The National Park Service was supposed to be the D-Day Memorial's lifeline.

In 2009 the monument was strapped for cash and leaders believed a government takeover was the best option to keep the site open.

Today money is still tight, but a hand-up from Washington doesn't sound like a good idea anymore.

"After a while we realized that it wasn't the best fit for us, and we looked at other avenues," said memorial president,  April Cheek-Messier.

In deciding not to take over the memorial, the National Park Service noted that the landmark has efficient leadership, and offers a wide variety of events and educational programs.  Due to limited funding, NPS officials felt the government might not be able to replicate what was already offered at the Bedford landmark.

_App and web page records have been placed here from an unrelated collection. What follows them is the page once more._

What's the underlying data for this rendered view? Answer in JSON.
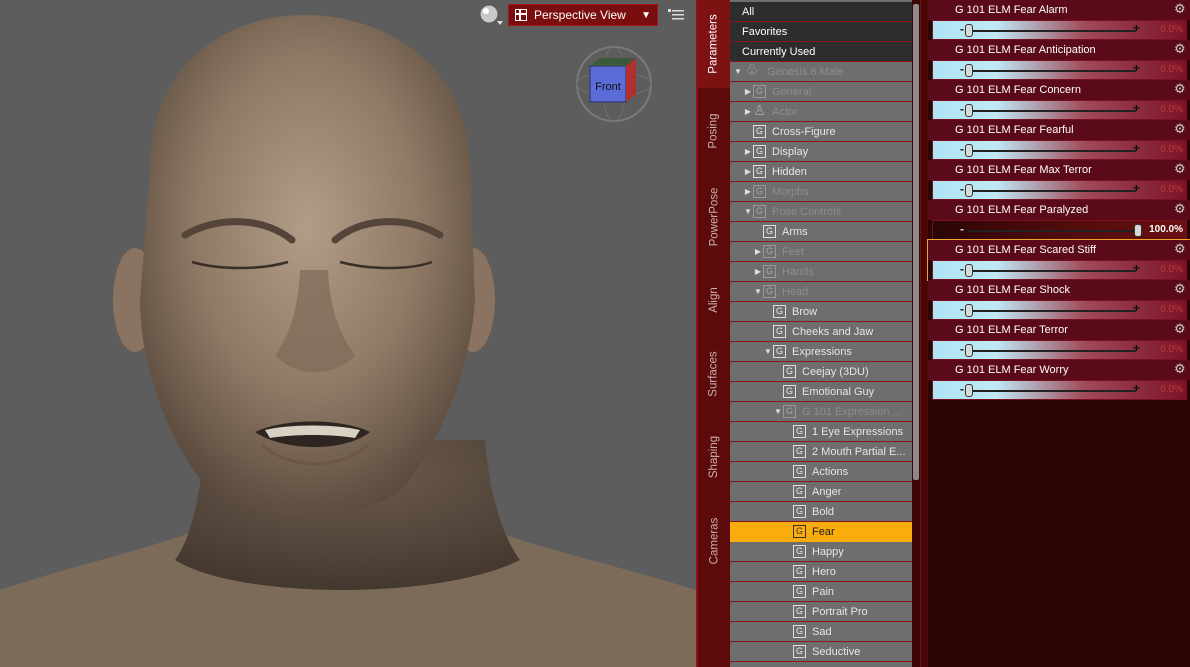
{
  "viewport": {
    "view_name": "Perspective View",
    "cube_label": "Front"
  },
  "tabs": [
    {
      "label": "Parameters",
      "active": true
    },
    {
      "label": "Posing",
      "active": false
    },
    {
      "label": "PowerPose",
      "active": false
    },
    {
      "label": "Align",
      "active": false
    },
    {
      "label": "Surfaces",
      "active": false
    },
    {
      "label": "Shaping",
      "active": false
    },
    {
      "label": "Cameras",
      "active": false
    }
  ],
  "tree": {
    "top_items": [
      "All",
      "Favorites",
      "Currently Used"
    ],
    "nodes": [
      {
        "label": "Genesis 8 Male",
        "indent": 0,
        "arrow": "down",
        "icon": "figure",
        "dim": true
      },
      {
        "label": "General",
        "indent": 1,
        "arrow": "right",
        "icon": "G",
        "dim": true
      },
      {
        "label": "Actor",
        "indent": 1,
        "arrow": "right",
        "icon": "person",
        "dim": true
      },
      {
        "label": "Cross-Figure",
        "indent": 1,
        "arrow": "",
        "icon": "G",
        "dim": false
      },
      {
        "label": "Display",
        "indent": 1,
        "arrow": "right",
        "icon": "G",
        "dim": false
      },
      {
        "label": "Hidden",
        "indent": 1,
        "arrow": "right",
        "icon": "G",
        "dim": false
      },
      {
        "label": "Morphs",
        "indent": 1,
        "arrow": "right",
        "icon": "G",
        "dim": true
      },
      {
        "label": "Pose Controls",
        "indent": 1,
        "arrow": "down",
        "icon": "G",
        "dim": true
      },
      {
        "label": "Arms",
        "indent": 2,
        "arrow": "",
        "icon": "G",
        "dim": false
      },
      {
        "label": "Feet",
        "indent": 2,
        "arrow": "right",
        "icon": "G",
        "dim": true
      },
      {
        "label": "Hands",
        "indent": 2,
        "arrow": "right",
        "icon": "G",
        "dim": true
      },
      {
        "label": "Head",
        "indent": 2,
        "arrow": "down",
        "icon": "G",
        "dim": true
      },
      {
        "label": "Brow",
        "indent": 3,
        "arrow": "",
        "icon": "G",
        "dim": false
      },
      {
        "label": "Cheeks and Jaw",
        "indent": 3,
        "arrow": "",
        "icon": "G",
        "dim": false
      },
      {
        "label": "Expressions",
        "indent": 3,
        "arrow": "down",
        "icon": "G",
        "dim": false
      },
      {
        "label": "Ceejay (3DU)",
        "indent": 4,
        "arrow": "",
        "icon": "G",
        "dim": false
      },
      {
        "label": "Emotional Guy",
        "indent": 4,
        "arrow": "",
        "icon": "G",
        "dim": false
      },
      {
        "label": "G 101 Expression ...",
        "indent": 4,
        "arrow": "down",
        "icon": "G",
        "dim": true
      },
      {
        "label": "1 Eye Expressions",
        "indent": 5,
        "arrow": "",
        "icon": "G",
        "dim": false
      },
      {
        "label": "2 Mouth Partial E...",
        "indent": 5,
        "arrow": "",
        "icon": "G",
        "dim": false
      },
      {
        "label": "Actions",
        "indent": 5,
        "arrow": "",
        "icon": "G",
        "dim": false
      },
      {
        "label": "Anger",
        "indent": 5,
        "arrow": "",
        "icon": "G",
        "dim": false
      },
      {
        "label": "Bold",
        "indent": 5,
        "arrow": "",
        "icon": "G",
        "dim": false
      },
      {
        "label": "Fear",
        "indent": 5,
        "arrow": "",
        "icon": "G",
        "dim": false,
        "selected": true
      },
      {
        "label": "Happy",
        "indent": 5,
        "arrow": "",
        "icon": "G",
        "dim": false
      },
      {
        "label": "Hero",
        "indent": 5,
        "arrow": "",
        "icon": "G",
        "dim": false
      },
      {
        "label": "Pain",
        "indent": 5,
        "arrow": "",
        "icon": "G",
        "dim": false
      },
      {
        "label": "Portrait Pro",
        "indent": 5,
        "arrow": "",
        "icon": "G",
        "dim": false
      },
      {
        "label": "Sad",
        "indent": 5,
        "arrow": "",
        "icon": "G",
        "dim": false
      },
      {
        "label": "Seductive",
        "indent": 5,
        "arrow": "",
        "icon": "G",
        "dim": false
      }
    ]
  },
  "params": [
    {
      "name": "G 101 ELM Fear Alarm",
      "value": "0.0%",
      "level": 0
    },
    {
      "name": "G 101 ELM Fear Anticipation",
      "value": "0.0%",
      "level": 0
    },
    {
      "name": "G 101 ELM Fear Concern",
      "value": "0.0%",
      "level": 0
    },
    {
      "name": "G 101 ELM Fear Fearful",
      "value": "0.0%",
      "level": 0
    },
    {
      "name": "G 101 ELM Fear Max Terror",
      "value": "0.0%",
      "level": 0
    },
    {
      "name": "G 101 ELM Fear Paralyzed",
      "value": "100.0%",
      "level": 1
    },
    {
      "name": "G 101 ELM Fear Scared Stiff",
      "value": "0.0%",
      "level": 0,
      "highlight": true
    },
    {
      "name": "G 101 ELM Fear Shock",
      "value": "0.0%",
      "level": 0
    },
    {
      "name": "G 101 ELM Fear Terror",
      "value": "0.0%",
      "level": 0
    },
    {
      "name": "G 101 ELM Fear Worry",
      "value": "0.0%",
      "level": 0
    }
  ],
  "colors": {
    "accent_red": "#7a0d0d",
    "selection": "#f8ad0d",
    "slider_light": "#aee4f4"
  }
}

The memorial organization will remain private.  That will give leaders more flexibility to plan and hold large events, which they hope will increase the landmark's visibility and it's base of donors.

"We really want to become much more national than we are now," said Cheek-Messier.

A connection with the park service would have given the memorial more visibility, but tourism officials like Sergei Troubetzkoy believe the attraction will be fine on its own.

"I don't think it's going to have a huge effect on the memorial," said Troubetzkoy, Bedford's director of tourism.  "Maybe in the long term it will (have an impact), but I don't expect us to see much of a change."

Memorial leaders now plan to put a greater focus on marketing and fundraising.  They hope large donors will step in to not only keep the monument open, but help develop new projects like an education center, which has been discussed for more than a decade.

"We need support and we want to let our veterans who come for the 70th anniversary this summer know that this monument will be here for generations to come," Cheek-Messier said.

The memorial currently receives no federal or state funding and relies solely on donations to remain open.